No matter how complete a catalog or website may be, neither one allows a potential purchaser to walk up to an appliance and read the EnergyGuide label. The Appliance Labeling Rule has special provisions that require direct marketers to provide the same energy usage information for consumers, whether they shop via catalog or the Internet or in a physical showroom.

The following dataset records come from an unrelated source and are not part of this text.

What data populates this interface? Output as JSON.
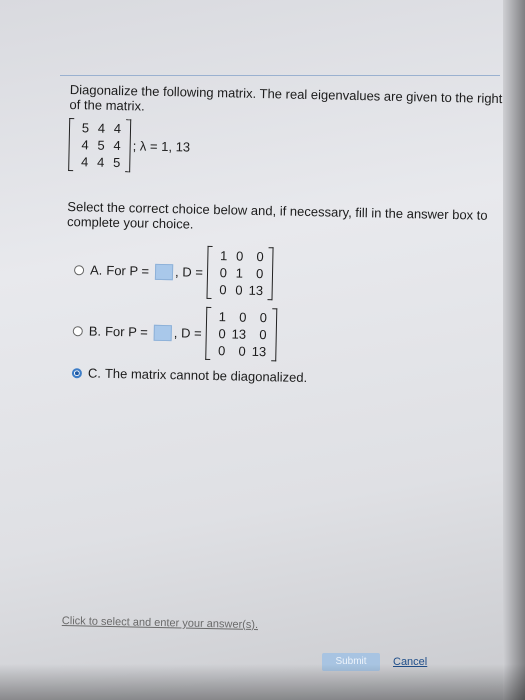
{
  "problem": {
    "text": "Diagonalize the following matrix. The real eigenvalues are given to the right of the matrix.",
    "matrix": [
      [
        "5",
        "4",
        "4"
      ],
      [
        "4",
        "5",
        "4"
      ],
      [
        "4",
        "4",
        "5"
      ]
    ],
    "eigen_text": "; λ = 1, 13"
  },
  "instruction": "Select the correct choice below and, if necessary, fill in the answer box to complete your choice.",
  "choices": [
    {
      "letter": "A.",
      "prefix": "For P =",
      "d_label": ", D =",
      "matrix": [
        [
          "1",
          "0",
          "0"
        ],
        [
          "0",
          "1",
          "0"
        ],
        [
          "0",
          "0",
          "13"
        ]
      ],
      "selected": false
    },
    {
      "letter": "B.",
      "prefix": "For P =",
      "d_label": ", D =",
      "matrix": [
        [
          "1",
          "0",
          "0"
        ],
        [
          "0",
          "13",
          "0"
        ],
        [
          "0",
          "0",
          "13"
        ]
      ],
      "selected": false
    },
    {
      "letter": "C.",
      "text": "The matrix cannot be diagonalized.",
      "selected": true
    }
  ],
  "hint": "Click to select and enter your answer(s).",
  "buttons": {
    "submit": "Submit",
    "cancel": "Cancel"
  },
  "colors": {
    "accent": "#1f5aa5",
    "answer_box": "#a9c8ea"
  }
}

Catalog and online dealers are required to provide:

  • the capacity of the particular model;
  • for refrigerators, freezers, dishwashers, clothes washers and water heaters, the estimated annual energy consumption of the model;
  • for air conditioners, heat pumps, furnaces, boilers and pool heaters, the energy efficiency rating; and
  • the range of estimated annual energy consumption, or energy efficiency ratings, of comparable appliances.

This information is on the labels that the manufacturer attaches to the appliances. Manufacturers of furnaces, boilers, central air conditioners and heat pumps also have to give you the same information through fact sheets or an industry trade association directory.

If you sell appliances through a printed catalog, this information must appear on the same page as the description of the appliance.

If you sell appliances through a website, you may put this information next to the description of the appliance, or you may use a hyperlink to take the reader to another page that contains the required information. If you use a hyperlink, it should be:

  • Next to the description of the appliance so that the reader will see it. The link should be clear and conspicuous, that is, easy to see and notice.
  • Readily identified as a link. Use visual cues for the link: make it a different color than the surrounding text, underline it or incorporate a small graphic or icon. Using the same text style for all hyperlinks throughout your site will help the reader identify the link.
  • Meaningful. It should give the visitor a reason to click on it. For example, labeling the link "Energy Efficiency Information" is more likely to bring a consumer to the link than a label that says "Legally Required Disclosures." Consider using a label and a yellow-and-black EnergyGuide icon, which you can download from the FTC's website at www.ftc.gov/appliances.
  • A direct connection to the energy efficiency information. The link should go directly to the page providing the information, not to an intermediate page that requires the reader to click again. In addition, the reader should not have to scroll down the screen to find the applicable information.

The Benefits

The FTC's Appliance Labeling Rule offers a valuable service to consumers. It helps them make educated decisions about their appliances by enabling them to compare purchase prices along with long-term operating costs. It also helps consumers do their part to conserve limited natural resources.